Historical Perspective from 2000 to 2018

“In the year 2000, if you were to list the top 30 drugs bestselling drugs around the world … of the top 30 bestselling drugs … 4 of them … were developed either by biotech or academic medicine … 26 out of the top 30 drugs came out of Big Pharma,” according to Lo. He went on to show the same table in 2018, the last year for which there is a complete dataset, “24 out of the top 30 [bestselling drugs were developed by biotech or academic medicine] … 9 of the top 10 came out of biotech.”

Key takeaways:

  • On average, it takes 10.5 years for a Phase I program to progress to regulatory approval.
  • From 2011–2020, a drug in a Phase 1 clinical trial had a 7.9% likelihood of approval (LOA).
  • Of the 14 major disease areas, hematology therapies had the highest LOA from Phase I (23.9%).
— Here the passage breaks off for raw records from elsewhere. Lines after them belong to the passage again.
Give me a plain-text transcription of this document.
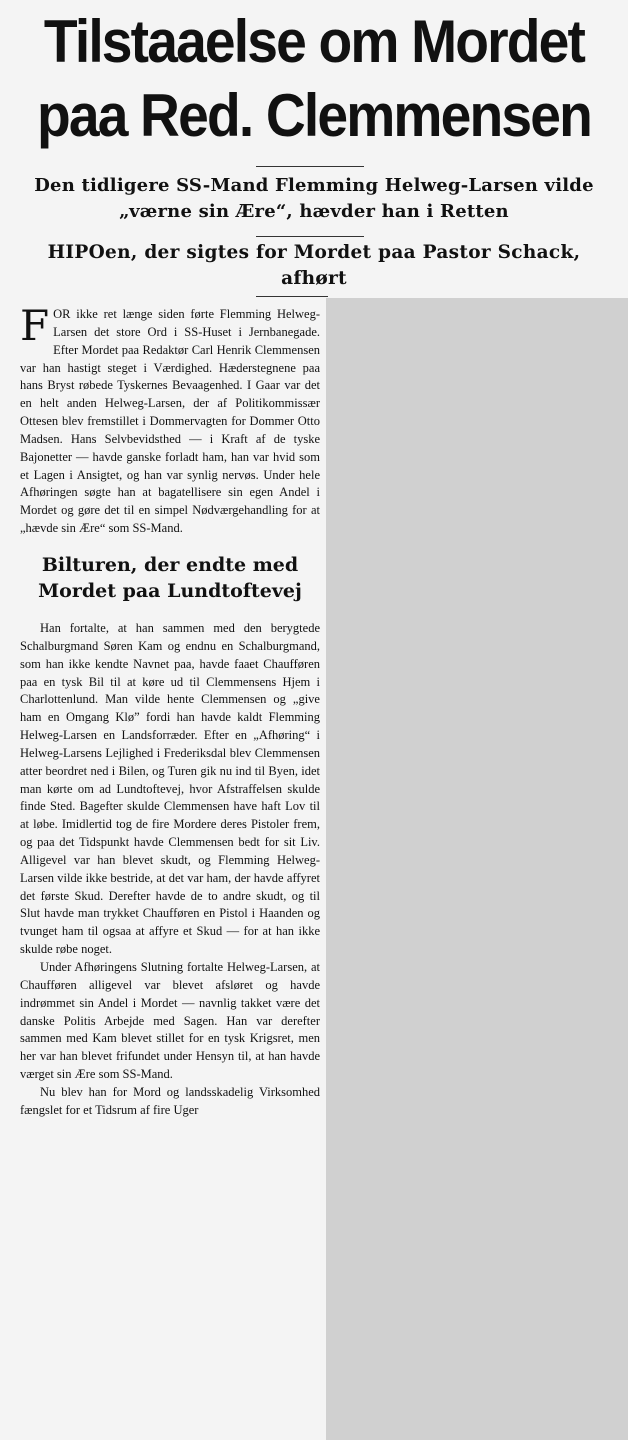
Tilstaaelse om Mordet
paa Red. Clemmensen
Den tidligere SS-Mand Flemming Helweg-Larsen vilde
„værne sin Ære“, hævder han i Retten
HIPOen, der sigtes for Mordet paa Pastor Schack,
afhørt

FOR ikke ret længe siden førte Flemming Helweg-Larsen det store Ord i SS-Huset i Jernbanegade. Efter Mordet paa Redaktør Carl Henrik Clemmensen var han hastigt steget i Værdighed. Hæderstegnene paa hans Bryst røbede Tyskernes Bevaagenhed. I Gaar var det en helt anden Helweg-Larsen, der af Politikommissær Ottesen blev fremstillet i Dommervagten for Dommer Otto Madsen. Hans Selvbevidsthed — i Kraft af de tyske Bajonetter — havde ganske forladt ham, han var hvid som et Lagen i Ansigtet, og han var synlig nervøs. Under hele Afhøringen søgte han at bagatellisere sin egen Andel i Mordet og gøre det til en simpel Nødværgehandling for at „hævde sin Ære“ som SS-Mand.

Bilturen, der endte med
Mordet paa Lundtoftevej

Han fortalte, at han sammen med den berygtede Schalburgmand Søren Kam og endnu en Schalburgmand, som han ikke kendte Navnet paa, havde faaet Chaufføren paa en tysk Bil til at køre ud til Clemmensens Hjem i Charlottenlund. Man vilde hente Clemmensen og „give ham en Omgang Kløˮ fordi han havde kaldt Flemming Helweg-Larsen en Landsforræder. Efter en „Afhøring“ i Helweg-Larsens Lejlighed i Frederiksdal blev Clemmensen atter beordret ned i Bilen, og Turen gik nu ind til Byen, idet man kørte om ad Lundtoftevej, hvor Afstraffelsen skulde finde Sted. Bagefter skulde Clemmensen have haft Lov til at løbe. Imidlertid tog de fire Mordere deres Pistoler frem, og paa det Tidspunkt havde Clemmensen bedt for sit Liv. Alligevel var han blevet skudt, og Flemming Helweg-Larsen vilde ikke bestride, at det var ham, der havde affyret det første Skud. Derefter havde de to andre skudt, og til Slut havde man trykket Chaufføren en Pistol i Haanden og tvunget ham til ogsaa at affyre et Skud — for at han ikke skulde røbe noget.

Under Afhøringens Slutning fortalte Helweg-Larsen, at Chaufføren alligevel var blevet afsløret og havde indrømmet sin Andel i Mordet — navnlig takket være det danske Politis Arbejde med Sagen. Han var derefter sammen med Kam blevet stillet for en tysk Krigsret, men her var han blevet frifundet under Hensyn til, at han havde værget sin Ære som SS-Mand.

Nu blev han for Mord og landsskadelig Virksomhed fængslet for et Tidsrum af fire Uger
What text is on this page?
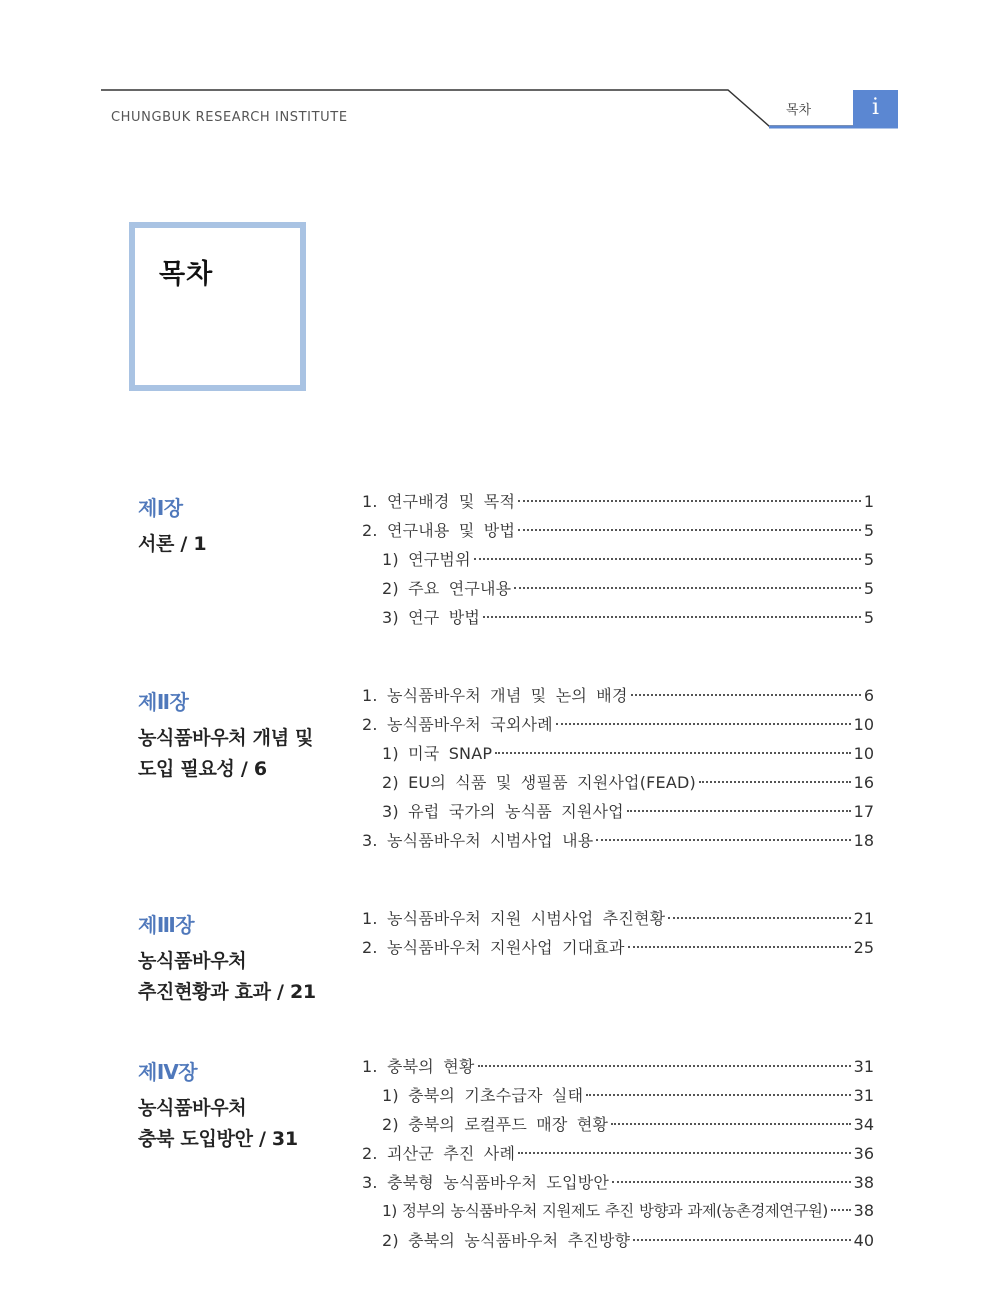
CHUNGBUK RESEARCH INSTITUTE	목차	i
목차
제Ⅰ장
서론 / 1
1. 연구배경 및 목적	1
2. 연구내용 및 방법	5
1) 연구범위	5
2) 주요 연구내용	5
3) 연구 방법	5
제Ⅱ장
농식품바우처 개념 및
도입 필요성 / 6
1. 농식품바우처 개념 및 논의 배경	6
2. 농식품바우처 국외사례	10
1) 미국 SNAP	10
2) EU의 식품 및 생필품 지원사업(FEAD)	16
3) 유럽 국가의 농식품 지원사업	17
3. 농식품바우처 시범사업 내용	18
제Ⅲ장
농식품바우처
추진현황과 효과 / 21
1. 농식품바우처 지원 시범사업 추진현황	21
2. 농식품바우처 지원사업 기대효과	25
제Ⅳ장
농식품바우처
충북 도입방안 / 31
1. 충북의 현황	31
1) 충북의 기초수급자 실태	31
2) 충북의 로컬푸드 매장 현황	34
2. 괴산군 추진 사례	36
3. 충북형 농식품바우처 도입방안	38
1) 정부의 농식품바우처 지원제도 추진 방향과 과제(농촌경제연구원) 38
2) 충북의 농식품바우처 추진방향	40
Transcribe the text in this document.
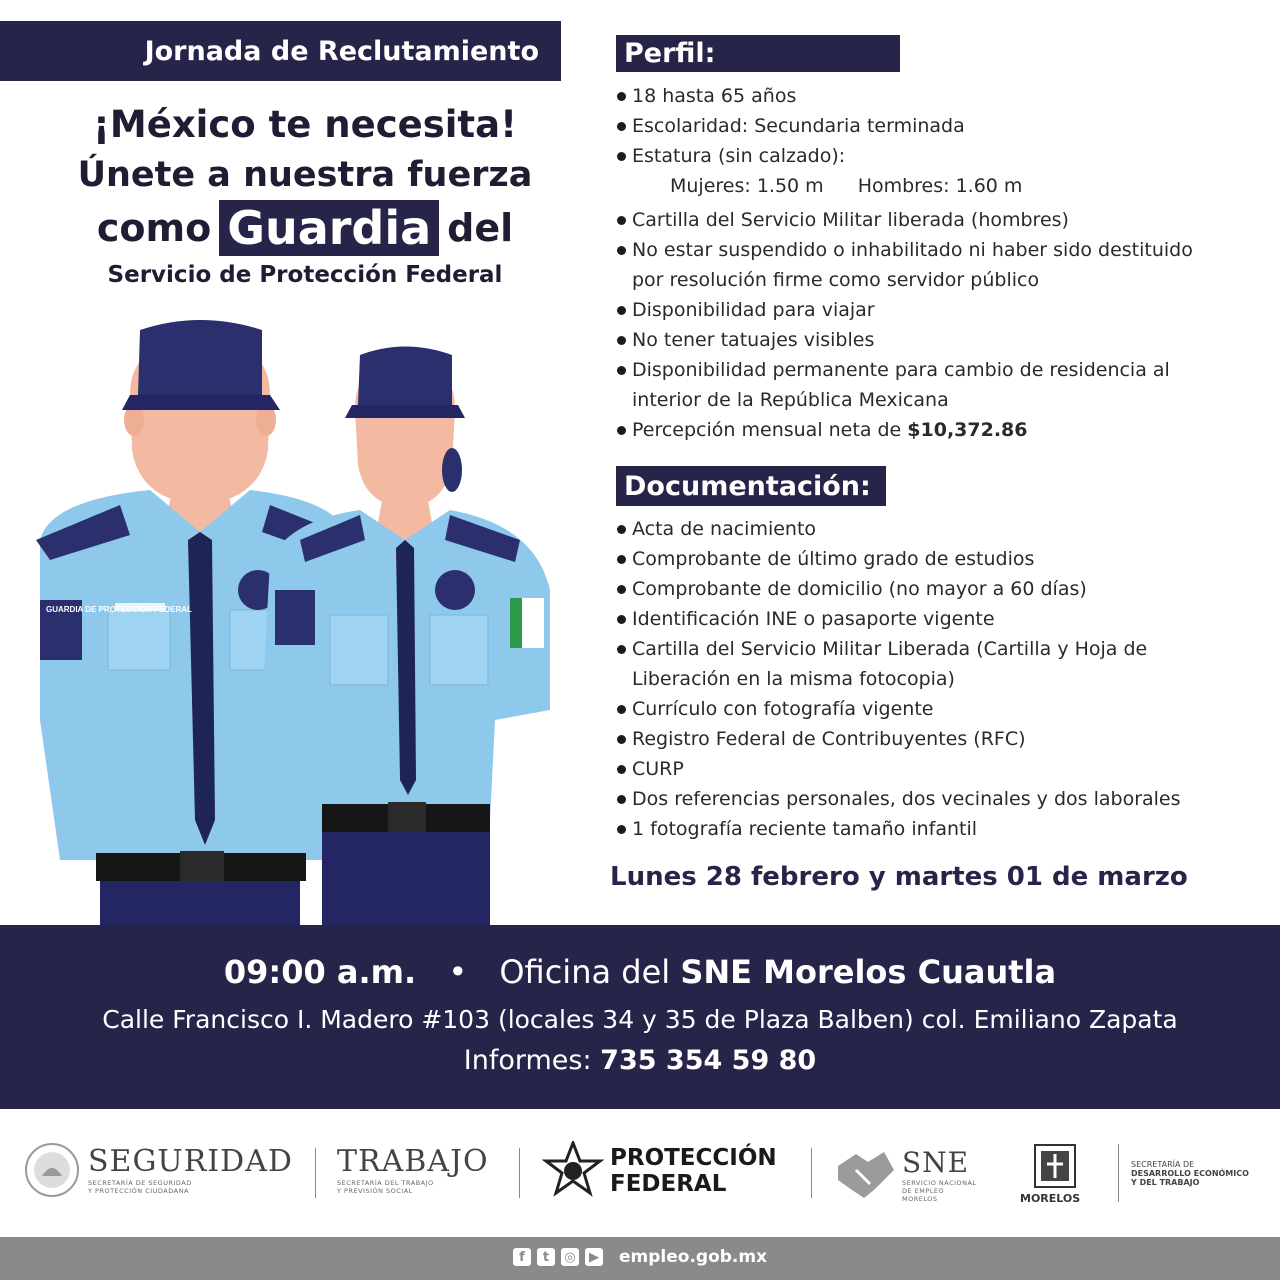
Jornada de Reclutamiento
¡México te necesita!
Únete a nuestra fuerza
como Guardia del
Servicio de Protección Federal
GUARDIA DE PROTECCIÓN FEDERAL
Perfil:
18 hasta 65 años
Escolaridad: Secundaria terminada
Estatura (sin calzado):
Mujeres: 1.50 m Hombres: 1.60 m
Cartilla del Servicio Militar liberada (hombres)
No estar suspendido o inhabilitado ni haber sido destituido
por resolución firme como servidor público
Disponibilidad para viajar
No tener tatuajes visibles
Disponibilidad permanente para cambio de residencia al
interior de la República Mexicana
Percepción mensual neta de $10,372.86
Documentación:
Acta de nacimiento
Comprobante de último grado de estudios
Comprobante de domicilio (no mayor a 60 días)
Identificación INE o pasaporte vigente
Cartilla del Servicio Militar Liberada (Cartilla y Hoja de
Liberación en la misma fotocopia)
Currículo con fotografía vigente
Registro Federal de Contribuyentes (RFC)
CURP
Dos referencias personales, dos vecinales y dos laborales
1 fotografía reciente tamaño infantil
Lunes 28 febrero y martes 01 de marzo
09:00 a.m. • Oficina del SNE Morelos Cuautla
Calle Francisco I. Madero #103 (locales 34 y 35 de Plaza Balben) col. Emiliano Zapata
Informes: 735 354 59 80
SEGURIDAD
SECRETARÍA DE SEGURIDAD
Y PROTECCIÓN CIUDADANA
TRABAJO
SECRETARÍA DEL TRABAJO
Y PREVISIÓN SOCIAL
PROTECCIÓN
FEDERAL
SNE
SERVICIO NACIONAL
DE EMPLEO
MORELOS	MORELOS
SECRETARÍA DE
DESARROLLO ECONÓMICO
Y DEL TRABAJO
f	t	◎	▶ empleo.gob.mx
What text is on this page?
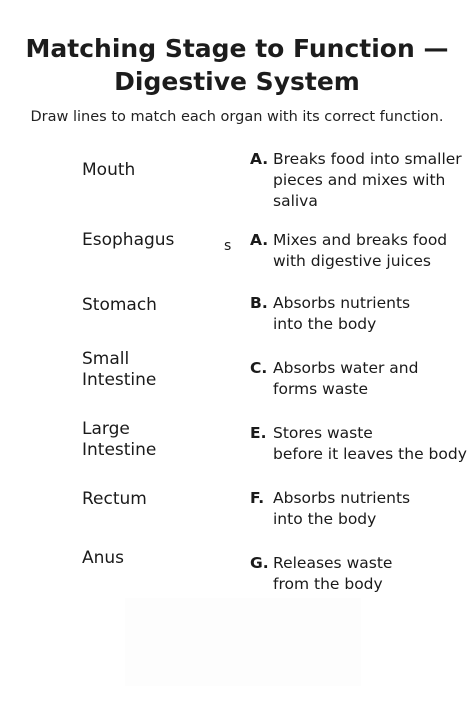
Matching Stage to Function —
Digestive System
Draw lines to match each organ with its correct function.
Mouth
Esophagus	s
Stomach
Small
Intestine
Large
Intestine
Rectum
Anus
A. Breaks food into smaller
pieces and mixes with
saliva
A. Mixes and breaks food
with digestive juices
B. Absorbs nutrients
into the body
C. Absorbs water and
forms waste
E. Stores waste
before it leaves the body
F. Absorbs nutrients
into the body
G. Releases waste
from the body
This is seven times greater than the least-successful group, urology (3.6%).
  • Rare disease therapies were also notably successful with an overall LOA of 17.0%.
  • Immuno-oncology therapies provide a rare pocket of success in oncology R&D with an overall LOA of 12.4%, compared to 5.3% for all oncology approaches.
  • Development programs with trials employing patient preselection biomarkers are twice as likely to be approved (15.9%). Nearly one in two that reach Phase II are successful.

This decrease in the LOA can be attributed to two main factors: greater participation from smaller firms participating in drug candidate development and their willingness to disclose early failures.

Drug development remains difficult

Even in infectious disease, the timelines are typically long. It typically takes 10 years/10.5 years on average. However, there is a range in development timelines as pointed out by Chancellor: 9.2 years for allergy drugs and 12.2 years for urology drug development.

Less than 1 in 10 drugs make it. Success requires having many shots on goal.

BIO's David Thomas explains why you need "shots on goal"

To sign up to receive the full report, click here.

6:00 AM
Day 2 of the BIO CEO & Investor Digital Conference

Here's what we'll be watching today:

9:00 AM ET/6:00 AM PT

Clinical Success Rates and What's Driving Them, featuring BIO's VP of Industry Research David Thomas launching a new report

10:00 AM ET/7:00 AM PT

CRISPR's Progress for Patients: Clinical Development of Therapies

10:30 AM ET/7:30 AM PT

Investors' Reactions to Reference Pricing Models, featuring BIO's Deputy General Counsel John Murphy + investors talking about what MFN or IPI would do to investment

2:00 PM ET/11:00 AM PT

Policy Outlook: Reviewing the Pathway for Advancing Biopharma Goals in Congress and the White House, featuring BIO's VP of Infectious Diseases and Diagnostics Policy Phyllis Arthur and Former CDC Director Dr. Julie Gerberding

3:00 PM ET/12:00 PM PT

Turning RNA Research into Medicines

4:00 PM ET/1:00 PM PT

Market Outlook: Breaking More Records or Expecting a Releveling?